If the Fed continues to raise interest rates, borrowing will become very expensive, and people will be inclined to reduce spending. This would cause a slowdown that could quickly spread from industry to industry. The auto industry always seems to get hit first because cars are high-ticket items, and when times get tough, people will decide to make do with the car(s) they have.

This time, when a downturn hits the auto industry it's not going to be the same. In the last big downturn you could lay off hourly workers to adjust the reduction in production. With the addition of robots, computers and automatic transfer machines, if you have a reduction in production now, you can't lay off a robot. Tough new labor contracts also make it more difficult to lay off hourly folks.

The one area that has the potential for major cost reductions would be the white-collar workforce.
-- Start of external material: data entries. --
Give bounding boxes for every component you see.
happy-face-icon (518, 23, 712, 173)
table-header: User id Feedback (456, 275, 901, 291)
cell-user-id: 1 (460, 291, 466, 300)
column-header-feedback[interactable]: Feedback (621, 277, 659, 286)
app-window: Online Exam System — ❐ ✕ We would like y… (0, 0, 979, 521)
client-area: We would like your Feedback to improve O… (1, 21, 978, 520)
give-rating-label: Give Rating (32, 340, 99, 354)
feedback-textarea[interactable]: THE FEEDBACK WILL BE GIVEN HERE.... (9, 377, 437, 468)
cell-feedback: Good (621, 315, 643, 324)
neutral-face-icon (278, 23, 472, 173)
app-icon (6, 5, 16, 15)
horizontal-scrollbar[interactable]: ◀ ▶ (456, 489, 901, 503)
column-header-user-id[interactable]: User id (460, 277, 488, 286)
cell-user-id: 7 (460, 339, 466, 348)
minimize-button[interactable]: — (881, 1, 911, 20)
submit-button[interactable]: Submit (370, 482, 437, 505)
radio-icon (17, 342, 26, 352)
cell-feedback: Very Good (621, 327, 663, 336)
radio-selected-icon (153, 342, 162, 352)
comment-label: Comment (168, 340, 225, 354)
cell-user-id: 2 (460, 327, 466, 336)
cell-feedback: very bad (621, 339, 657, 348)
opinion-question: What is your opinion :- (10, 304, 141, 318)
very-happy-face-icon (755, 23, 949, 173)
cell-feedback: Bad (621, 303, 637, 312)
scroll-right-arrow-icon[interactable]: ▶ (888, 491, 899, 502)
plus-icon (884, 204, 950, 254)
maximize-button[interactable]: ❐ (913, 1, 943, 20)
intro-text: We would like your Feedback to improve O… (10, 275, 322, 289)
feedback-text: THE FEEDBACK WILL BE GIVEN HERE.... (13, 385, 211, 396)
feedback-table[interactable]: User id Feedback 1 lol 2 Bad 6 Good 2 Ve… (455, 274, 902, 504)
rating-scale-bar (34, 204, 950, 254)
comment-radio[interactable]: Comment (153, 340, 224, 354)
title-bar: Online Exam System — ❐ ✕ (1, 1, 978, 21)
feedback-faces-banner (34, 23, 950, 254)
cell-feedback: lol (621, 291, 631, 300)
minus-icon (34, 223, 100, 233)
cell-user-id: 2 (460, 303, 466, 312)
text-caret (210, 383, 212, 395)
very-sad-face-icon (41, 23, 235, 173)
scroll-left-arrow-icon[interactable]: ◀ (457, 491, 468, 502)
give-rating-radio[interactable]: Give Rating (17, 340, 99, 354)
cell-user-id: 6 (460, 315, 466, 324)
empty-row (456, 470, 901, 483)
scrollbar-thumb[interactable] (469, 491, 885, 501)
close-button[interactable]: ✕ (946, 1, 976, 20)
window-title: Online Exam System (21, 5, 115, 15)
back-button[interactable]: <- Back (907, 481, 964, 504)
To begin with, they would probably cut out all seminars and pointless training. Then they would ban all team junkets. If it were necessary to investigate something, then one or two knowledgeable people would be sent instead of the whole team.
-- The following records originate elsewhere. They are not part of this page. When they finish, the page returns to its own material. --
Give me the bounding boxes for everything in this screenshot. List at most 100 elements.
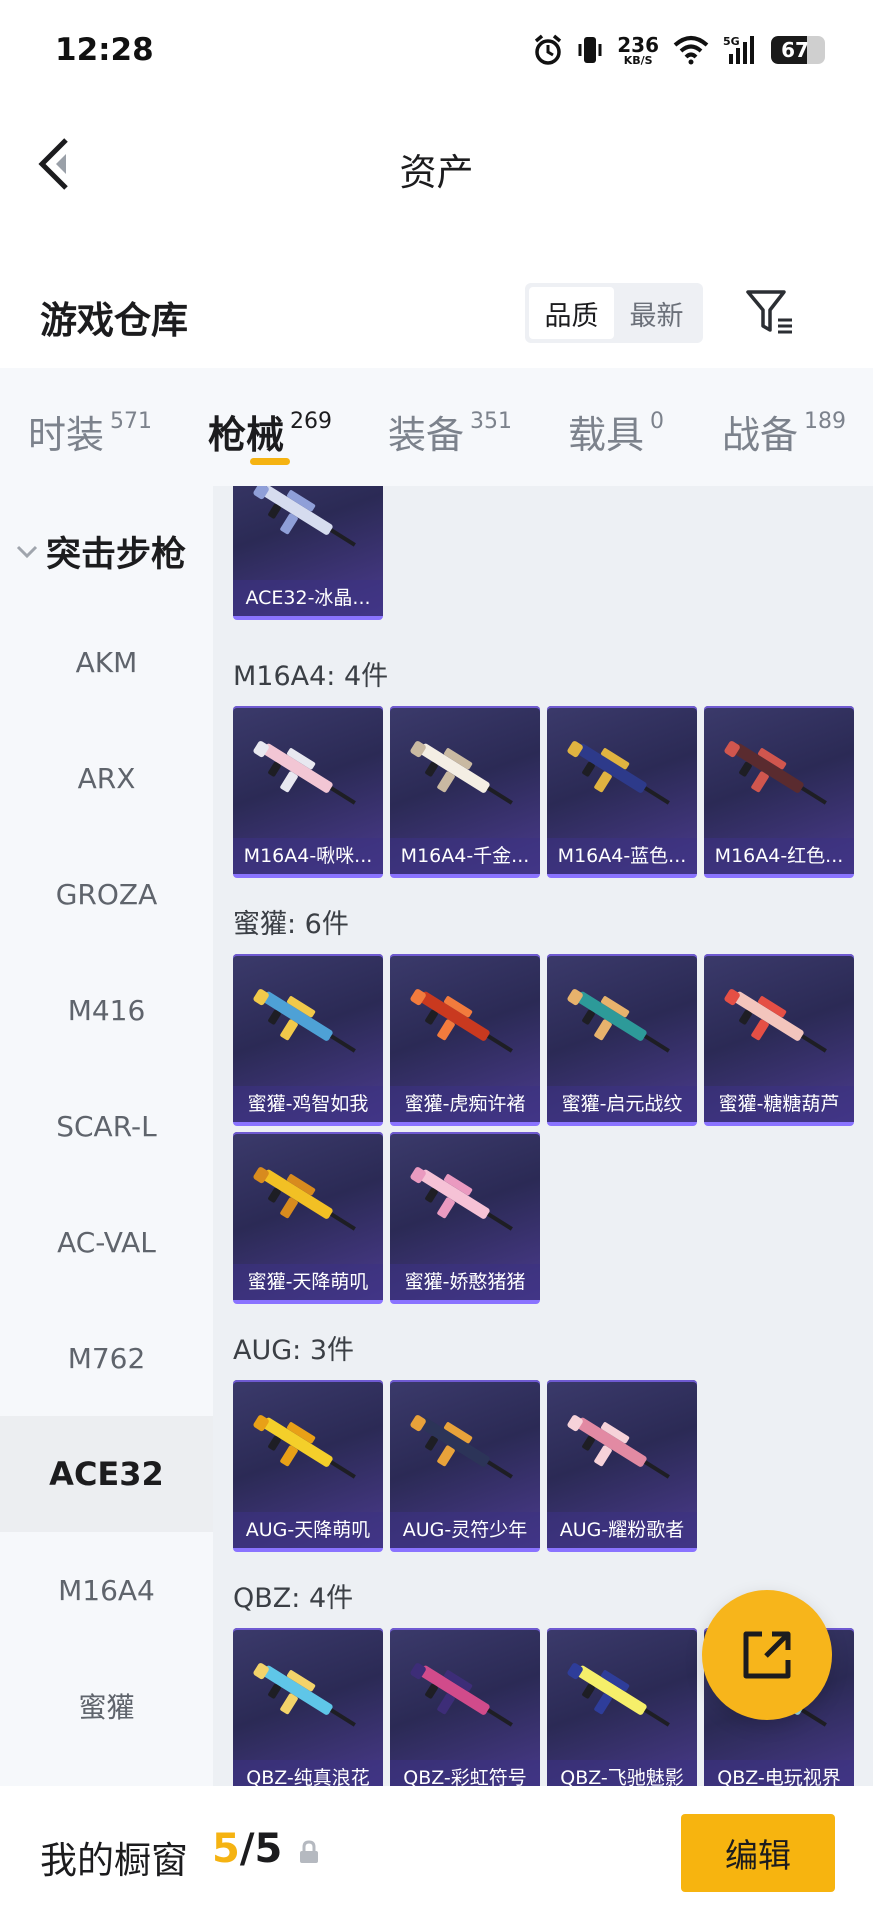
- weapon-name: 蜜獾-糖糖葫芦: [704, 1086, 854, 1122]
- weapon-name: 蜜獾-虎痴许褚: [390, 1086, 540, 1122]
- weapon-card[interactable]: 蜜獾-天降萌叽: [233, 1132, 383, 1304]
- sort-toggle: 品质 最新: [525, 283, 703, 343]
- rifle-silhouette: [253, 989, 356, 1053]
- alarm-icon: [535, 34, 562, 65]
- weapon-name: 蜜獾-启元战纹: [547, 1086, 697, 1122]
- sort-newest-option[interactable]: 最新: [614, 287, 699, 339]
- active-tab-indicator: [250, 458, 290, 465]
- weapon-card[interactable]: 蜜獾-糖糖葫芦: [704, 954, 854, 1126]
- rifle-silhouette: [410, 989, 513, 1053]
- weapon-card[interactable]: QBZ-彩虹符号: [390, 1628, 540, 1786]
- weapon-card[interactable]: 蜜獾-虎痴许褚: [390, 954, 540, 1126]
- sidebar-item[interactable]: M16A4: [0, 1532, 213, 1648]
- tab-label: 枪械: [208, 413, 285, 457]
- weapon-card[interactable]: ACE32-冰晶...: [233, 486, 383, 620]
- rifle-silhouette: [724, 989, 827, 1053]
- tab-label: 战备: [722, 413, 799, 457]
- weapon-card[interactable]: QBZ-飞驰魅影: [547, 1628, 697, 1786]
- weapon-art: [547, 716, 697, 836]
- weapon-card[interactable]: 蜜獾-鸡智如我: [233, 954, 383, 1126]
- tab-vehicles[interactable]: 载具 0: [568, 404, 664, 459]
- weapon-card[interactable]: QBZ-纯真浪花: [233, 1628, 383, 1786]
- tab-supplies[interactable]: 战备 189: [722, 404, 846, 459]
- weapon-name: AUG-灵符少年: [390, 1512, 540, 1548]
- weapon-art: [390, 1142, 540, 1262]
- sidebar-item[interactable]: M416: [0, 952, 213, 1068]
- weapon-card[interactable]: AUG-天降萌叽: [233, 1380, 383, 1552]
- weapon-art: [233, 486, 383, 578]
- net-speed: 236 KB/S: [617, 35, 659, 66]
- showcase-count-total: 5: [254, 1826, 283, 1872]
- weapon-art: [390, 1390, 540, 1510]
- net-speed-value: 236: [617, 32, 659, 57]
- weapon-name: QBZ-电玩视界: [704, 1760, 854, 1786]
- sidebar-item-selected[interactable]: ACE32: [0, 1416, 213, 1532]
- filter-button[interactable]: [744, 286, 796, 338]
- share-showcase-button[interactable]: [702, 1590, 832, 1720]
- weapon-card[interactable]: AUG-灵符少年: [390, 1380, 540, 1552]
- lock-icon: [300, 1840, 318, 1863]
- tab-fashion[interactable]: 时装 571: [28, 404, 152, 459]
- weapon-art: [547, 1390, 697, 1510]
- weapon-art: [390, 964, 540, 1084]
- tab-firearms[interactable]: 枪械 269: [208, 404, 332, 459]
- weapon-card[interactable]: 蜜獾-娇憨猪猪: [390, 1132, 540, 1304]
- rifle-silhouette: [410, 1663, 513, 1727]
- weapon-art: [547, 964, 697, 1084]
- weapon-art: [704, 716, 854, 836]
- rifle-silhouette: [253, 1167, 356, 1231]
- tab-equipment[interactable]: 装备 351: [388, 404, 512, 459]
- tab-count: 189: [804, 409, 847, 434]
- group-title: AUG: 3件: [233, 1335, 355, 1366]
- weapon-sidebar: 突击步枪 AKM ARX GROZA M416 SCAR-L AC-VAL M7…: [0, 486, 213, 1786]
- svg-text:5G: 5G: [723, 35, 740, 48]
- rifle-silhouette: [253, 741, 356, 805]
- sort-quality-option[interactable]: 品质: [529, 287, 614, 339]
- sidebar-item[interactable]: 蜜獾: [0, 1648, 213, 1764]
- sidebar-item[interactable]: ARX: [0, 720, 213, 836]
- signal-icon: 5G: [723, 35, 754, 64]
- tab-count: 571: [110, 409, 153, 434]
- weapon-name: 蜜獾-鸡智如我: [233, 1086, 383, 1122]
- sidebar-item[interactable]: GROZA: [0, 836, 213, 952]
- rifle-silhouette: [410, 741, 513, 805]
- chevron-down-icon: [16, 545, 38, 558]
- sidebar-item[interactable]: M762: [0, 1300, 213, 1416]
- weapon-card[interactable]: 蜜獾-启元战纹: [547, 954, 697, 1126]
- net-speed-unit: KB/S: [623, 53, 653, 67]
- rifle-silhouette: [253, 1663, 356, 1727]
- sidebar-item[interactable]: AC-VAL: [0, 1184, 213, 1300]
- battery-level: 67: [781, 38, 809, 62]
- rifle-silhouette: [253, 486, 356, 547]
- share-external-icon: [743, 1631, 791, 1679]
- weapon-name: AUG-天降萌叽: [233, 1512, 383, 1548]
- sidebar-group-assault-rifles[interactable]: 突击步枪: [16, 526, 186, 577]
- weapon-card[interactable]: AUG-耀粉歌者: [547, 1380, 697, 1552]
- weapon-card[interactable]: M16A4-蓝色...: [547, 706, 697, 878]
- showcase-count-current: 5: [212, 1826, 240, 1872]
- weapon-name: M16A4-千金...: [390, 838, 540, 874]
- weapon-art: [233, 1638, 383, 1758]
- sidebar-group-label: 突击步枪: [46, 535, 187, 575]
- showcase-count: 5/5: [212, 1826, 282, 1872]
- warehouse-title: 游戏仓库: [40, 299, 188, 342]
- weapon-card[interactable]: M16A4-红色...: [704, 706, 854, 878]
- wifi-icon: [673, 36, 709, 65]
- tab-label: 装备: [388, 413, 465, 457]
- sidebar-item[interactable]: AKM: [0, 604, 213, 720]
- edit-button[interactable]: 编辑: [681, 1814, 835, 1892]
- weapon-art: [233, 1390, 383, 1510]
- weapon-name: 蜜獾-娇憨猪猪: [390, 1264, 540, 1300]
- weapon-card[interactable]: M16A4-千金...: [390, 706, 540, 878]
- weapon-card[interactable]: M16A4-啾咪...: [233, 706, 383, 878]
- tab-count: 0: [650, 409, 665, 434]
- rifle-silhouette: [567, 741, 670, 805]
- filter-icon: [746, 290, 792, 334]
- status-time: 12:28: [55, 32, 154, 68]
- weapon-art: [704, 964, 854, 1084]
- rifle-silhouette: [253, 1415, 356, 1479]
- rifle-silhouette: [410, 1167, 513, 1231]
- weapon-name: ACE32-冰晶...: [233, 580, 383, 616]
- rifle-silhouette: [567, 1663, 670, 1727]
- sidebar-item[interactable]: SCAR-L: [0, 1068, 213, 1184]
Tier 1 suppliers would be given full responsibilitiy for all of the parts they supply. If this results in any in-house redundancy, such as in purchasing or engineeing, the people involved would be eliminated. If this action frees up any satellite office space, the vacated real estate would be sold.

Having done this, automakers could now put pressure on their Tier 1 suppliers to review all of their Tier 2 vendors to be sure they are delivering the lowest prices. It's possible that many parts, as a result of this pressure, would be resourced to Mexico or China.

Unfortunately, all of this action involving reducing your workforce and business to your American suppliers would have the effect of worsening the recession.

As the recession deepens, the earnings of most companies would nosedive, and so would their stock prices. A lot of peoples' savings would shrink because they are tied up in stocks. Consequently the "wealth effect" that everybody talks about, which encourages people to spend, would disappear. People would cut spending to the bone, which would further deepen the recession.

Because the stock prices of many American companies now would have sunk to new lows, they probably would attract foreign buyers. Consequently, the profits of these companies, that would have supported our economy, now would go overseas, making the recession even worse.

I'm painting a pretty bleak picture, I know. However, the point that I'm trying to make is that once you get the ball rolling, it'll start to snowball, and it's hard to stop.

I know the people at the Fed don't want to cause a recession, they just want to slow the economy down a little bit. The economy is way too complex to manage in this way. I tend to believe that the market, if left alone, is self-correcting and will do a better job of solving its problems than the Fed ever will.

Still, there are many people that believe that Alan Greenspan is the greatest Federal Reserve chairman we ever had, and if anyone can manage this soft landing, he can.

But what if he can't?

- Stephan Sharf is a former executive vice president for manufacturing at Chrysler Corp.